Furthermore, it is important to avoid fried foods, foods with a lot of fat, refined sugars or a lot of food close to bedtime, as these can cause indigestion and affect sleep.

How should the diet be

It is important to include permitted foods in your daily diet, avoiding stimulants in the late afternoon and at night. In addition, you should also avoid eating dinner too close to bedtime and not watching television while eating. It may even be interesting to have hot soup during dinner to encourage sleep.

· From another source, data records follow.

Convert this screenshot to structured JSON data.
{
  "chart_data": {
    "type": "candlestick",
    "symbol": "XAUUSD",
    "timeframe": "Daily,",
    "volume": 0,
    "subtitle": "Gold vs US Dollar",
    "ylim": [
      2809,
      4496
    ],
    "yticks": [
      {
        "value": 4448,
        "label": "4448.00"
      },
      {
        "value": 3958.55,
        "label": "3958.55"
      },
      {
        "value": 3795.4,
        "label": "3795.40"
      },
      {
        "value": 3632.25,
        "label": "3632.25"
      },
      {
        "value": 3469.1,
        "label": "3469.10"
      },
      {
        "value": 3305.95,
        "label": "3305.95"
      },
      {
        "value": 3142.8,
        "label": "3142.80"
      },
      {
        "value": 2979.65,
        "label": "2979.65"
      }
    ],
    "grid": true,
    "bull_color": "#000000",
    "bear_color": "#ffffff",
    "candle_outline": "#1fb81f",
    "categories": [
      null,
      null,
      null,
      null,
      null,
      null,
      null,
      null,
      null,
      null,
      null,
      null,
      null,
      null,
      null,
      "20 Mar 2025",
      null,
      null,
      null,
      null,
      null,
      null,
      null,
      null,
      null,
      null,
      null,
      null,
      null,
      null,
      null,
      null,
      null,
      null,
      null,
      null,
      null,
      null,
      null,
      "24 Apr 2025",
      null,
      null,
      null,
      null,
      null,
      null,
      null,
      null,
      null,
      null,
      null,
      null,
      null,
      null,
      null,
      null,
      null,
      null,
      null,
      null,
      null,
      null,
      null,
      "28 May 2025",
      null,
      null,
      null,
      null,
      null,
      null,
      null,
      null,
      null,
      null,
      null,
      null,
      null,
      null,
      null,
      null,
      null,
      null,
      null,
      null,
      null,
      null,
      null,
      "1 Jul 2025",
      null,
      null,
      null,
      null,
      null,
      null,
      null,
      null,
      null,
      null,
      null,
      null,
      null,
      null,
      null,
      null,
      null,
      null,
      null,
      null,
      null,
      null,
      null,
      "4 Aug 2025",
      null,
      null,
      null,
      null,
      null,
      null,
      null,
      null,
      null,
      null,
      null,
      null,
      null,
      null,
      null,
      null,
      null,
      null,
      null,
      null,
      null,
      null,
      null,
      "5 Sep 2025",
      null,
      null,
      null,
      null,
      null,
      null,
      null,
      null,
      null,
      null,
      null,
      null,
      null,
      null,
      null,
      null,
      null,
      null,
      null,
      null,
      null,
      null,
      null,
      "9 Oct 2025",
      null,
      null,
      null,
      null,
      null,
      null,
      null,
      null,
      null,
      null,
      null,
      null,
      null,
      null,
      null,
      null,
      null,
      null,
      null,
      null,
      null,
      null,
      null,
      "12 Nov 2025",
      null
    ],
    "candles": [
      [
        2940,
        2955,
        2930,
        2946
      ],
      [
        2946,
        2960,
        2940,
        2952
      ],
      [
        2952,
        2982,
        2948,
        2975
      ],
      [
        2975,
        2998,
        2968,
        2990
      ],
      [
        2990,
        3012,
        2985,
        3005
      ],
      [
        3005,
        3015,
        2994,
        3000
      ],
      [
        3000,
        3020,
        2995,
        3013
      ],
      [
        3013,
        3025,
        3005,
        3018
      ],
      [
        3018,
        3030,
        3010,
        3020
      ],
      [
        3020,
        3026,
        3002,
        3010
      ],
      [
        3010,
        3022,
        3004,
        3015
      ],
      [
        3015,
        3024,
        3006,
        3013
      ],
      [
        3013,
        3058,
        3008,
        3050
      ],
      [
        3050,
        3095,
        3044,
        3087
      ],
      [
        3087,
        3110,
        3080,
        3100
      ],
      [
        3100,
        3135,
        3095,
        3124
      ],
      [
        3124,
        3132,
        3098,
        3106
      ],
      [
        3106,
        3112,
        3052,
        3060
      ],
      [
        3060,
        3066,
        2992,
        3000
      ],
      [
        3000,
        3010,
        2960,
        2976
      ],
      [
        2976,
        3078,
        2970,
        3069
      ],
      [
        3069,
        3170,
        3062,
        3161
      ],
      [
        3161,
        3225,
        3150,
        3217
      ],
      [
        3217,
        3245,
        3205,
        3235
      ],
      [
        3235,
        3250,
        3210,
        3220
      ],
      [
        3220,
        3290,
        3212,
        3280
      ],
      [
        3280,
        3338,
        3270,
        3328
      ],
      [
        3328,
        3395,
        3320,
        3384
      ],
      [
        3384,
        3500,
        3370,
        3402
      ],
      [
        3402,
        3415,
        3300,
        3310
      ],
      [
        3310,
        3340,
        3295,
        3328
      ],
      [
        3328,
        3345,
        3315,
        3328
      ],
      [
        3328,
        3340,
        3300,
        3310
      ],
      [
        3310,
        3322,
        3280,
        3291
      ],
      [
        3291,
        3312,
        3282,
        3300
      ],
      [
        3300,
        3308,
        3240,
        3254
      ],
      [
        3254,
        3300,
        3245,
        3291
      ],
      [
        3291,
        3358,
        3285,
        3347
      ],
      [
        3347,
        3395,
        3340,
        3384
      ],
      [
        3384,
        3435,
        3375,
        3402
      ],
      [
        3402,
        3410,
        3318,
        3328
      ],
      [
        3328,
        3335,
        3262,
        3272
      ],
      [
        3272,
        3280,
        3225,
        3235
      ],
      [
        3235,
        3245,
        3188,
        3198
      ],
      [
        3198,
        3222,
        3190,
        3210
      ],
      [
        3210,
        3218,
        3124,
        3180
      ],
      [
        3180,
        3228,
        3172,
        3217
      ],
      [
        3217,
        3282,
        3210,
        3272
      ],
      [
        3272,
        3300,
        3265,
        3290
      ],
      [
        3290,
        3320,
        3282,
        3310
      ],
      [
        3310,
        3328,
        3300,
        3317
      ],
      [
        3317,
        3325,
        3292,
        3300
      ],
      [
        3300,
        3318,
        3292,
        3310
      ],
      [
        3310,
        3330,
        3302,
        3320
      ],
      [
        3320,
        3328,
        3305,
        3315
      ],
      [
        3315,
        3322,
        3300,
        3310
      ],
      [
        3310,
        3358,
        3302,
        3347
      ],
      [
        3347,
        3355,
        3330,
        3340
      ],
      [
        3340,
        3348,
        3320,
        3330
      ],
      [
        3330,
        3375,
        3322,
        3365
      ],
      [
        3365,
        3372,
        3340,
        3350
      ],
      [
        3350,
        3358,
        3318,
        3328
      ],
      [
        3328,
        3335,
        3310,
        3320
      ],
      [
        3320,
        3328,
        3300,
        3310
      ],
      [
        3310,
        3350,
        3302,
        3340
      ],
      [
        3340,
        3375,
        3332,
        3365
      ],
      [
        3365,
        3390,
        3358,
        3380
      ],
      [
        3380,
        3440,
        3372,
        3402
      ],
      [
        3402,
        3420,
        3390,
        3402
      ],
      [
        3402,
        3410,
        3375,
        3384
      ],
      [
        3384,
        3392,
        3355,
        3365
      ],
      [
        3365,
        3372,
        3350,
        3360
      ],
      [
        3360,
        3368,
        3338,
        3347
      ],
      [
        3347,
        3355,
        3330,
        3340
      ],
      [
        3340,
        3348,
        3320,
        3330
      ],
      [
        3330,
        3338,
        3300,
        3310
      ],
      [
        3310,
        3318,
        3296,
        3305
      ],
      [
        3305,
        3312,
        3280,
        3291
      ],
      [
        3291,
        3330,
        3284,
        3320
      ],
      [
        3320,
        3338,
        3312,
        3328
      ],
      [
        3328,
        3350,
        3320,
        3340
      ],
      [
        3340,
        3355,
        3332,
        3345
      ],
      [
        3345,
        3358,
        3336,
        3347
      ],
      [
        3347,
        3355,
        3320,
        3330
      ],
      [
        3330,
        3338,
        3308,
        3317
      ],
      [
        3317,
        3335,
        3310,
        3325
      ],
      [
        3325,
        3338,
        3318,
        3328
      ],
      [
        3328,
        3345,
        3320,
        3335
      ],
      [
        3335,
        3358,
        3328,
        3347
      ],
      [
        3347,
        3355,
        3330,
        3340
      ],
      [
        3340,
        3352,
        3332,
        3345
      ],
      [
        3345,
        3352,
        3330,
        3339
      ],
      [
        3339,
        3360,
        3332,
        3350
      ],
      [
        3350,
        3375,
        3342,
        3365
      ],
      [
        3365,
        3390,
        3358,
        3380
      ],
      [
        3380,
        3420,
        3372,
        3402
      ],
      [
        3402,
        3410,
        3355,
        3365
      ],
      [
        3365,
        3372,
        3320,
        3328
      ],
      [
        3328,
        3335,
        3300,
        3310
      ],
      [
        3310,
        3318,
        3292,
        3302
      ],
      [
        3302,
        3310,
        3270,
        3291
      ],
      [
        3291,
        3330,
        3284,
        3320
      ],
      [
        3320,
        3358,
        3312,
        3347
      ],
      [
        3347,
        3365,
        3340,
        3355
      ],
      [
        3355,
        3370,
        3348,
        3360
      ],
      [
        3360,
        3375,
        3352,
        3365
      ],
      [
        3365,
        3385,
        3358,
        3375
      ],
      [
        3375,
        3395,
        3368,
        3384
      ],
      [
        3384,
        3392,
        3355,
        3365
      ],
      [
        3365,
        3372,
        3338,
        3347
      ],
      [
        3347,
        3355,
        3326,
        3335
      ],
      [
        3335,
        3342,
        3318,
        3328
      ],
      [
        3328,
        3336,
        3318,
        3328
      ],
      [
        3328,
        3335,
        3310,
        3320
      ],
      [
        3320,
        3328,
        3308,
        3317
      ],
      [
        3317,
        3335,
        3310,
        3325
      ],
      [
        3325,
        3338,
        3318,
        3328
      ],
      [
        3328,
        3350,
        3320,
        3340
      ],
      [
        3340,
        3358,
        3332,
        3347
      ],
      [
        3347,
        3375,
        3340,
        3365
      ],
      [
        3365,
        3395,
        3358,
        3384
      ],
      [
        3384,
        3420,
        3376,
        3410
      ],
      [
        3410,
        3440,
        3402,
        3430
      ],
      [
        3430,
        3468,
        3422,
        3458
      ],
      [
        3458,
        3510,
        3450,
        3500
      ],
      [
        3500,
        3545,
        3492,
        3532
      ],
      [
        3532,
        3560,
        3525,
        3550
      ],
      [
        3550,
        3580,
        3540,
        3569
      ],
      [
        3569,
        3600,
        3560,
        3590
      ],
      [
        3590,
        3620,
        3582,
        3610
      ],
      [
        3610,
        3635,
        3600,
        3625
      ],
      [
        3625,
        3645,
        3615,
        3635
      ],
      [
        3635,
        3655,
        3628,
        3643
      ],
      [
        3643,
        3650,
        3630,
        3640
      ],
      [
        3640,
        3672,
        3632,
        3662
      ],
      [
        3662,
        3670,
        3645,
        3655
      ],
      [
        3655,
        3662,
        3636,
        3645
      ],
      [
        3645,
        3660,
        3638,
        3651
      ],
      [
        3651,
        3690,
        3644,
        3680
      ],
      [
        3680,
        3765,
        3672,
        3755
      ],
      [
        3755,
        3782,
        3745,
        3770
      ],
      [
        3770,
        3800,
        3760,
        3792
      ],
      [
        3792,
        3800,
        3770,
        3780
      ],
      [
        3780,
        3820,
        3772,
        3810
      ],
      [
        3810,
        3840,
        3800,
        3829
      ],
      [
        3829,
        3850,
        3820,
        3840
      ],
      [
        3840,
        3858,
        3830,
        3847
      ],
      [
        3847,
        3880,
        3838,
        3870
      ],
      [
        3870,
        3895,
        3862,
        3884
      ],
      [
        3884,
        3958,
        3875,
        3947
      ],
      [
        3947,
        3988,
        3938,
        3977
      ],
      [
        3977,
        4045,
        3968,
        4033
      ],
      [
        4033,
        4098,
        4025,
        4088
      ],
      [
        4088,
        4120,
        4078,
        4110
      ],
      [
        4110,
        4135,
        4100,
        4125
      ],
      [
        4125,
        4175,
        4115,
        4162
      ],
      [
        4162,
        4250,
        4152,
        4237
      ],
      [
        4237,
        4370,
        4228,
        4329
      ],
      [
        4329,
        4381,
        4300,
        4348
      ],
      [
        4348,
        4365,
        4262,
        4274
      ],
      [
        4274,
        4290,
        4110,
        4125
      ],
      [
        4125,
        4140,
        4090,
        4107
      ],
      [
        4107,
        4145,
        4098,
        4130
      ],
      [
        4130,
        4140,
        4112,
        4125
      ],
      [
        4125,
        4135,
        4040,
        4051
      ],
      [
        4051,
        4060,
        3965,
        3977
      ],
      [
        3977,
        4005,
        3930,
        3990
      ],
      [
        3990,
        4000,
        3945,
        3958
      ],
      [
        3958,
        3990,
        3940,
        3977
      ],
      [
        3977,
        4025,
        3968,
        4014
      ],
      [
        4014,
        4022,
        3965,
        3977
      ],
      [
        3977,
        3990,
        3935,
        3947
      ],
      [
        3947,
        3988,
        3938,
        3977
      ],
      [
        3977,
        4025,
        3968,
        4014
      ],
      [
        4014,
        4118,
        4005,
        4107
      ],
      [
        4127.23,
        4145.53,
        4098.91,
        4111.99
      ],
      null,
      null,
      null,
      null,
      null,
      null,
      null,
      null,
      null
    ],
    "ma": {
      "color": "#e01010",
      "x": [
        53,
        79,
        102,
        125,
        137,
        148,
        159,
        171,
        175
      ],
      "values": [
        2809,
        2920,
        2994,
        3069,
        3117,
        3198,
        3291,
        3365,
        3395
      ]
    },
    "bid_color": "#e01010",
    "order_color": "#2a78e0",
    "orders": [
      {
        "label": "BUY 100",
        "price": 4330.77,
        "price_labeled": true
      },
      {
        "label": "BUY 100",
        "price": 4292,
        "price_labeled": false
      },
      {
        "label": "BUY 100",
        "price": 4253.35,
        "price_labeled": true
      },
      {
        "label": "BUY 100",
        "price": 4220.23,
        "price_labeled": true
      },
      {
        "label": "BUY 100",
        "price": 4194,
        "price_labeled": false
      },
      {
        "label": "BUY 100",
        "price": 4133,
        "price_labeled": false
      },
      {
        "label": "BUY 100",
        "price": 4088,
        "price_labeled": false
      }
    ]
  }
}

It is also important to maintain a regular schedule for both meals and bedtime and waking up. It is also possible to drink apple tea before bed, as it has properties that help calm, promote sleep and reduce insomnia, thanks to the fact that it contains apigenin, an antioxidant that acts on sleep receptors in the brain.

Menu to combat insomnia

The following table provides an example of a menu to combat insomnia.

The quantities included in this menu vary according to age, sex, physical activity and there may or may not be any associated disease, so the ideal is to seek guidance from a nutritionist so that a complete assessment can be carried out and the most appropriate nutritional plan can be calculated. according to the person’s needs.